Fière et libre à présent du vil poids qui l’oppresse,
La nature y triomphe en sa mâle jeunesse ;
Le cèdre monte en paix sur les vallons flétris,
L’océan de ses ports y ronge les débris,
Et la terre, du moins, dans son luxe sauvage,
Au Dieu qui la créa rend un plus digne hommage ! »

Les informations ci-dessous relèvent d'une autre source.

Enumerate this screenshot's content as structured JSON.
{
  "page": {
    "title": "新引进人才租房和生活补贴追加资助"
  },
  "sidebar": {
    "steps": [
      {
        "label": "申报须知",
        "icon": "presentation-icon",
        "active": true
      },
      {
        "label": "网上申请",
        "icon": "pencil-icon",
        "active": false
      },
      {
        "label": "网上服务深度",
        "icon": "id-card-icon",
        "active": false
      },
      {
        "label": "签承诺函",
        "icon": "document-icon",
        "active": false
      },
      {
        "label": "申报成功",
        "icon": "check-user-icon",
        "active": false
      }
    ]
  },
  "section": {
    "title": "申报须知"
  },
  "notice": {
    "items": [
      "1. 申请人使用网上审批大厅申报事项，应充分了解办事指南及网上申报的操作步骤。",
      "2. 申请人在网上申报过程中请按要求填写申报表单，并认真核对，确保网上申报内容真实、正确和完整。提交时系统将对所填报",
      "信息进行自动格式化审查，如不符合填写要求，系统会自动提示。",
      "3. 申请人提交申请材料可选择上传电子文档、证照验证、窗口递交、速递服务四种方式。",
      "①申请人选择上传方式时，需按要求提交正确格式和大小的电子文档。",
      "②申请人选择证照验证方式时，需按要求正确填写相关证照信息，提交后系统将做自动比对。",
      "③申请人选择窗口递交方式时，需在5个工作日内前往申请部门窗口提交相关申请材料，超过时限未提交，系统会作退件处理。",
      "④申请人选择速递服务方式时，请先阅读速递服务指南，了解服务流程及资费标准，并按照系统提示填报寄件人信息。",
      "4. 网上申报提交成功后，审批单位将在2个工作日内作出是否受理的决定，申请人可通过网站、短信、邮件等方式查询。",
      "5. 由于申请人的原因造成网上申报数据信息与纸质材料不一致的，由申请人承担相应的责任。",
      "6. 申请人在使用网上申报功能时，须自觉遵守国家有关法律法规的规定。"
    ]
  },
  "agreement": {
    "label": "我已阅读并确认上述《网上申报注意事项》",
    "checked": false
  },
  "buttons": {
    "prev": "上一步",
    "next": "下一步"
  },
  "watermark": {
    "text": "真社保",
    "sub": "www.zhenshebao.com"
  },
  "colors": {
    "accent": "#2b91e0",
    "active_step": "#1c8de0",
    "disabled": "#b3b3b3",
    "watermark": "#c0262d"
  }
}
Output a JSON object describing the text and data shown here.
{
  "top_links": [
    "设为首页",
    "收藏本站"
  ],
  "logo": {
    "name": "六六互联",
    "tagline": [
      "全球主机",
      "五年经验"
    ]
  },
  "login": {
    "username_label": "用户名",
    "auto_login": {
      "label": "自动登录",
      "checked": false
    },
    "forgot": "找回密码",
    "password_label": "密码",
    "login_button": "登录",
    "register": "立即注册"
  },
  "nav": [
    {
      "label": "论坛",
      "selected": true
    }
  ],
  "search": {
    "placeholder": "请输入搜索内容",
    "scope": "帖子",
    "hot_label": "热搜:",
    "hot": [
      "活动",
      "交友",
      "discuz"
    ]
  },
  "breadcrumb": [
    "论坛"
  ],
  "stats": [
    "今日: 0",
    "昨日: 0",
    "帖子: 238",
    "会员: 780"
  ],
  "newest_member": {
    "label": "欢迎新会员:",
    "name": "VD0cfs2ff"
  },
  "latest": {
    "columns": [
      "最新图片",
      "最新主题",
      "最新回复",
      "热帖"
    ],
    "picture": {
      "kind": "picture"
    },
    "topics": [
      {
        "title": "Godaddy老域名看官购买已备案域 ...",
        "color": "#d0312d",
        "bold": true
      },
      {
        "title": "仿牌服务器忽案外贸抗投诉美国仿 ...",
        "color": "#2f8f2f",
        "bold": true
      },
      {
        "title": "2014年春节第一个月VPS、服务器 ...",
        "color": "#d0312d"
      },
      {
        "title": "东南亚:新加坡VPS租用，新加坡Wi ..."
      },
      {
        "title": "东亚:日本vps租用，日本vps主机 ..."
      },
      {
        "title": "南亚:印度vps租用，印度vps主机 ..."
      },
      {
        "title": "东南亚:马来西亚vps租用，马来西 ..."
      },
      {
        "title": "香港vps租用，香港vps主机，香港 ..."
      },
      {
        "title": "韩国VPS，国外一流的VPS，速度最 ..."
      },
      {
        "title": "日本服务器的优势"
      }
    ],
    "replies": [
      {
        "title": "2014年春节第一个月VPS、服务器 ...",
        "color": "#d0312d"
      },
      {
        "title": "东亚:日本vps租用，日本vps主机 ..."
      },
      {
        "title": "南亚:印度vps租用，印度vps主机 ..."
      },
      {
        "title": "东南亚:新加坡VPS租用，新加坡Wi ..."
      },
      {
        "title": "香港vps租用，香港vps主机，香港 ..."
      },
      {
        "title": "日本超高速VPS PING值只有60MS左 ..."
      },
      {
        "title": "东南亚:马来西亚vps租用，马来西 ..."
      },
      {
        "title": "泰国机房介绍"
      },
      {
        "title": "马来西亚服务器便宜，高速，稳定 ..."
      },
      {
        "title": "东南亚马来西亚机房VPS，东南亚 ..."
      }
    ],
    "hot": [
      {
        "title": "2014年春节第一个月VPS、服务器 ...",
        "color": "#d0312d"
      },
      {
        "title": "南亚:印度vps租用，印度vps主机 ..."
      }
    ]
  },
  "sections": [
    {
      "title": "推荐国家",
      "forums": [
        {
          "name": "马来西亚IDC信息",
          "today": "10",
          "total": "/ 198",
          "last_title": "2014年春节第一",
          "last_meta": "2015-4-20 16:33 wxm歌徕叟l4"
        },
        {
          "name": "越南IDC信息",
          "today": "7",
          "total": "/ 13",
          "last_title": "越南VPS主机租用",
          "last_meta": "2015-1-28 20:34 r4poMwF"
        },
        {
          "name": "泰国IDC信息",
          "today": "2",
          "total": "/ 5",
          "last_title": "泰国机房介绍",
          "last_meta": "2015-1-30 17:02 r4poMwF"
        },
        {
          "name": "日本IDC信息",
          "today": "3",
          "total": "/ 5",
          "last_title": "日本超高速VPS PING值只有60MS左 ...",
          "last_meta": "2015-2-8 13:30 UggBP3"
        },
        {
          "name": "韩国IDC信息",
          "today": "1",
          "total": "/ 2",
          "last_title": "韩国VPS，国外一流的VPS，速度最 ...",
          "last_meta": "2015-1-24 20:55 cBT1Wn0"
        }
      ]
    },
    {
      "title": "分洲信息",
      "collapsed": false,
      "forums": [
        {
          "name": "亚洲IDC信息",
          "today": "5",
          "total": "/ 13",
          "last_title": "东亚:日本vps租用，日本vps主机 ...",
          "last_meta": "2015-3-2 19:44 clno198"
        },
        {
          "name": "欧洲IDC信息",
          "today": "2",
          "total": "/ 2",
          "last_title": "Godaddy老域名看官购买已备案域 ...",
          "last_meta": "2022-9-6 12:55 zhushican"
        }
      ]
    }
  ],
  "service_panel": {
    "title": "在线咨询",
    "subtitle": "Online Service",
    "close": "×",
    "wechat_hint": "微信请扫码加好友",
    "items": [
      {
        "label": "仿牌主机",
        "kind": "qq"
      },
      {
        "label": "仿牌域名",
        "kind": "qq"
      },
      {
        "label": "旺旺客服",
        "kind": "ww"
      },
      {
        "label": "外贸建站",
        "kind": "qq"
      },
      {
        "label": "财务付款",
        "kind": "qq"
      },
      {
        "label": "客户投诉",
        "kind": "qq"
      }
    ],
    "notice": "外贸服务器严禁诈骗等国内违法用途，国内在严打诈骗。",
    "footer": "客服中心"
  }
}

Il dit, et sur les flots de nouveau s’élança
Jusqu’aux sommets de l’Inde où son vol s’abaissa,
Sur l’antique Immaüs, dont le front large et sombre
Couvrait aux anciens jours des peuples de son ombre,
Et versait à ses pieds de ses rameaux divers
Sept fleuves dont les flots allaient grossir trois mers !
De là, mon œil, suivant leur onduleuse pente,
Sur les champs de l’Asie avec leurs flots serpente !
Cherche Tyr ou Memphis, ou le tombeau d’Hector,
Salue avec des pleurs l’olivier du Thabor,
Redemande au désert les traces de Palmyre,
Ces jardins suspendus que Babylone admire,
Revoit Jérusalem, ses cyprès, son Jourdain,
Et cette tombe où dort l’espoir du genre humain !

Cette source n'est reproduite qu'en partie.